P18 キツネの尋問
そうです、皆さんに人気の魔女サーシャは、こいつのせいで日本に利用されています。
自衛隊渋谷駐屯地内にある渋谷駅は、あの事件以来、列車が停車しない存在しない駅となった。そんな駅の地下、渋谷地下街の最下層では重々しい雰囲気が漂っていた。
何人もの陸自警務隊の監視の目の先、先日の事件で逮捕されたイージニア帝国異世界派遣軍総司令、ハッサムは今、取り調べを受けていた。
「蛮族どもが……帝国軍精鋭部隊の指揮官であるワシを捕まえて調子に乗りおって」
「その蛮族とやらに滅ぼされ、捕まった精鋭部隊の指揮官とやらに聞きます。調子に乗ってるのはどっちでしょうね〜」
ハッサムの目の前でそう皮肉るのは、自衛隊情報本部、統合幕僚会議事務局第2幕僚室所属の榊原煌2等陸尉である。開いてるか閉まってるのか分からないぐらいの狐目で、長身が特徴的な男で、あだ名が『キツネの煌』だ。

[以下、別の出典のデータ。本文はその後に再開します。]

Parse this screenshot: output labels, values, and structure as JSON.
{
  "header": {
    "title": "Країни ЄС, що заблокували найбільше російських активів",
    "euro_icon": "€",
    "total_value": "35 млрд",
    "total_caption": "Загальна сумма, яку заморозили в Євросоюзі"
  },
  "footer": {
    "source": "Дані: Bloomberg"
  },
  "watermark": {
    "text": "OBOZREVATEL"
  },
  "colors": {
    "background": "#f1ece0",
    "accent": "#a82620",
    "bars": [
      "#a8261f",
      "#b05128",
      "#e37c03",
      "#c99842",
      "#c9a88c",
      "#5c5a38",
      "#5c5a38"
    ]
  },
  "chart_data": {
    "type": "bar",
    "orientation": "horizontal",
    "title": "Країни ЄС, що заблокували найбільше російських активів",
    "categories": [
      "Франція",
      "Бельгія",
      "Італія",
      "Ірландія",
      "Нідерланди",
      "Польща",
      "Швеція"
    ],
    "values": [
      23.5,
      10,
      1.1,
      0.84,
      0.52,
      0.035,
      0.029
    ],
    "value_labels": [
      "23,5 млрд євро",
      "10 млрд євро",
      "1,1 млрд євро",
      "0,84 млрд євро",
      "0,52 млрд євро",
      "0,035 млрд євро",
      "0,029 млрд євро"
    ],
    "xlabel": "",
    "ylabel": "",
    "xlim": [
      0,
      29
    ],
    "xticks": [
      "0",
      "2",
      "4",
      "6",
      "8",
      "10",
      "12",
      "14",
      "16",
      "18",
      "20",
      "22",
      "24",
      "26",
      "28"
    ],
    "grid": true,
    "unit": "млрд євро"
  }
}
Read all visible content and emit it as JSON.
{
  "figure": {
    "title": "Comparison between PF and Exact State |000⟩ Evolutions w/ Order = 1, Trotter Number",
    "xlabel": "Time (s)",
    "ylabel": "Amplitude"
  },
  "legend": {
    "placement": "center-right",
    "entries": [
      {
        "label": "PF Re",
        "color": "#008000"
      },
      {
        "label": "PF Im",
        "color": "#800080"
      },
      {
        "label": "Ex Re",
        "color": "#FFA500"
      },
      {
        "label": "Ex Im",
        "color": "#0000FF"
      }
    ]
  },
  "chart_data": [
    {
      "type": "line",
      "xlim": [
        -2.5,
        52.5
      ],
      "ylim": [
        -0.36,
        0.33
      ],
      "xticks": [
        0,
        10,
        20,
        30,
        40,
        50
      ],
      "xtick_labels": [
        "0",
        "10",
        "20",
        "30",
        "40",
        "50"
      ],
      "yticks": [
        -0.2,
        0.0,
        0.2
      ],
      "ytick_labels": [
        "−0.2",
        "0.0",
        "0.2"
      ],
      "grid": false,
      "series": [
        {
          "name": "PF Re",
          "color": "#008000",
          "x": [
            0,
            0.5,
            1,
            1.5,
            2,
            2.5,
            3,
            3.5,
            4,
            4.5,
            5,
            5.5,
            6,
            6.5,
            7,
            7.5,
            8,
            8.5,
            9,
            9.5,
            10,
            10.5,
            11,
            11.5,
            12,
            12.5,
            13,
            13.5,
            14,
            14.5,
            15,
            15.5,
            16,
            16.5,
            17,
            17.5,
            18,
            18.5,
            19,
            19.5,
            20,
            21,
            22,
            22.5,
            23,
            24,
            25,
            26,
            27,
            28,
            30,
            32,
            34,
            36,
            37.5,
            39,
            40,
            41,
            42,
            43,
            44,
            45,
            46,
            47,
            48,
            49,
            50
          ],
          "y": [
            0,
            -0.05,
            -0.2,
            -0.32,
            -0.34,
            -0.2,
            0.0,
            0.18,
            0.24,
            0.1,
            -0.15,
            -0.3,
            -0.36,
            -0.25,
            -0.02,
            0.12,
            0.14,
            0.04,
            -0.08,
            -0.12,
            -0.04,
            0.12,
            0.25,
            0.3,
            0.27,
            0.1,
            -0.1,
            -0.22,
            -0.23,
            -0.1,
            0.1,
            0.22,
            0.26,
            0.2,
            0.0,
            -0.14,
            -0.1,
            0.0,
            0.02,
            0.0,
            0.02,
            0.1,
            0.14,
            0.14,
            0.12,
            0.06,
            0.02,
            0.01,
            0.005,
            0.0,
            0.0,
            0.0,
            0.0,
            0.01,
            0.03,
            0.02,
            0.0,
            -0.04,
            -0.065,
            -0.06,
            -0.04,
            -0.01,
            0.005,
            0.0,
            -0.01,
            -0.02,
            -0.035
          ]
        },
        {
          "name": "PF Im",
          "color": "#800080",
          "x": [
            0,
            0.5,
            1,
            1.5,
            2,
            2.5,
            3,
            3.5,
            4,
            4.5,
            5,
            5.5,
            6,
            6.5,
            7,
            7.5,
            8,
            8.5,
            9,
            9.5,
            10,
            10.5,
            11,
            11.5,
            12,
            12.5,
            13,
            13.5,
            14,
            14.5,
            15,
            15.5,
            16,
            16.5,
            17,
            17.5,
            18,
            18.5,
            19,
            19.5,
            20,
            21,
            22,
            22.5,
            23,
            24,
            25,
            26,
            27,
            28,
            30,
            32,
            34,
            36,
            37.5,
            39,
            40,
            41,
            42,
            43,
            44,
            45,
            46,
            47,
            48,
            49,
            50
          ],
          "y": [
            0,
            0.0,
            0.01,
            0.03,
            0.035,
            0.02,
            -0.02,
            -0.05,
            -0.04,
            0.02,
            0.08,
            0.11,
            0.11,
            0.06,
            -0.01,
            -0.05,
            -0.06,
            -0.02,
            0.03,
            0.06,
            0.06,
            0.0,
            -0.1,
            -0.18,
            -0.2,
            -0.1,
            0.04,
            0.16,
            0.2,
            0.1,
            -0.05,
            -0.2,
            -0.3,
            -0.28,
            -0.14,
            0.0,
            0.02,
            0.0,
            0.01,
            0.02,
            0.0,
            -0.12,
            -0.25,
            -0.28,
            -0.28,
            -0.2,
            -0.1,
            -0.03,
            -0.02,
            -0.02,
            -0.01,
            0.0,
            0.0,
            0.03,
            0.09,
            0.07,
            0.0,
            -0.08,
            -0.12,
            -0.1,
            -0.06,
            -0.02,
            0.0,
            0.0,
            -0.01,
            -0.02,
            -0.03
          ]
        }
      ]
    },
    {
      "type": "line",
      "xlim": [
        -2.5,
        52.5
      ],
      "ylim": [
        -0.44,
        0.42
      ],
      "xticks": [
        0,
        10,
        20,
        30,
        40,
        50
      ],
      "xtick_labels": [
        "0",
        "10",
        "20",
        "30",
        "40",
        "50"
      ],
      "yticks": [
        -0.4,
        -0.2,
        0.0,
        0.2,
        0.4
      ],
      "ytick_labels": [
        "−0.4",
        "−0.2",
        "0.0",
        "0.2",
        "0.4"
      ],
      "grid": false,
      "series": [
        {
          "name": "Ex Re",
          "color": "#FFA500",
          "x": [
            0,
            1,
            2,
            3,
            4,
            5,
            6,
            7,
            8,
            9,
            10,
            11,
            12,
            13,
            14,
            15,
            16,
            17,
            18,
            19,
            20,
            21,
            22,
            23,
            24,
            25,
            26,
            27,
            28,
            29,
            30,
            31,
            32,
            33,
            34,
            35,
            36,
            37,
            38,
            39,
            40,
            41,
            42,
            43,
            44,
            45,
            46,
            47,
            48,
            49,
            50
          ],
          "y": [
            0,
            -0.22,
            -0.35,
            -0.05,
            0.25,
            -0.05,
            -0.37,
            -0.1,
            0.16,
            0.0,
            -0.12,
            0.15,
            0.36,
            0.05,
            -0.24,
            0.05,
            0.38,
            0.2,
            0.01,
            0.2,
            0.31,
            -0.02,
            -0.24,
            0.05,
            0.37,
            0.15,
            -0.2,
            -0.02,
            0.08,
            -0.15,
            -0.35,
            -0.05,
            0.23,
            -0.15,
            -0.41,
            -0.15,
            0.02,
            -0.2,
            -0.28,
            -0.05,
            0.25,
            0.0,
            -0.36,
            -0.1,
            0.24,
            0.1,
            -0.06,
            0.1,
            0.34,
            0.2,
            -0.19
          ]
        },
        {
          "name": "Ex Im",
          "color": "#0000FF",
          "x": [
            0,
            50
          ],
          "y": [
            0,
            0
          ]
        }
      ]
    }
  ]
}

その由来は、どんな相手に対しても冷静に、時には相手の弱みに漬け込んで情報を聞き出すエキスパートだからだ。
「早くワシを国へ帰せ」
「あれ?聞こえませんでしたか、あなたは今現在日本の支配下にいます。当然、ここはあなたの国ではありません」
「そんな事はどうでもいい、早く帰せと言っているのだ」
「帰す理由が見当たりませんねぇ〜、あなたには我が国に攻め込んだ経緯と、帝国の兵力を細か〜く説明して貰わないといけませんからねぇ。答えて頂けなければ、痛〜いお仕置きがありますよ?」
すると、ハッサムの後ろから目出し帽を被った陸自隊員が現れ、彼の右腕にメスを突き刺す。苦痛の悲鳴が部屋に響き、警務隊員たちは思わず目を逸らしてしまう。
「どうですか?喋る気になりましたか?」
「やはり貴様らは蛮族だ!やることが下等だ!」
「足りないみたいだねぇ、もういっちょ行ってみよう」
再びメスが突き刺さられ、ハッサムは痛みに観念したかのように榊原を見る。それを見た榊原は「落ちたぞ」と言って先ほどの目出し帽の陸自隊員に止血剤と痛み止めを注入させる。
榊原はこれに似た拷問で、サーシャの精神をグタグタになるまで追い込んだ。そのやり方は、目の前で電動ドリルを木の板に貫通させ、次は彼女の手の平の上で動かすというやり方だ。拷問は最低の行為と呼ばれているが、案外戦場では一番多く行われている手っ取り早い尋問方法だ。
「では、まずはこれから聞きましょうか?なぜ、あなた達は我が国……いや、この世界に攻めてきたのですか?」
「はぁ……はぁ……神の意志だ……」
「ん?神の意志?おたくは何か変な宗教でもやってるんですか?」
「し、信じてくれ……これは本当だ。ワシらが信仰する神は、ワシらの世界に飽き、異世界に侵攻させるために時空の裂け目を作った……」
「ほぅ、それは非常に興味深い。で、そのバ神どもはどこにおいでですか?」
「て、天空だ、神は天空に存在する神界に住んでいる……天空には、神界に入ることができる門がある」
「その門はどこにありますか?」
「空に浮いている島だ、そこに神界への扉が存在する」
「なるほどね……ん?」
「榊原情報官、これを」
榊原に渡されたのは一枚の写真だった。それを見た榊原はニヤリと笑う。
「まさか、お前ら神を相手にする気じゃないだろうな!やめておけ!国ごと滅ぼされるぞ!」
「まさかぁ、まずはあなた達の国ですよ」
そう言って榊原は写真を置いて立ち去る。その写真には、空に浮かぶ巨大な島と、撮影現場の位置が書かれていた。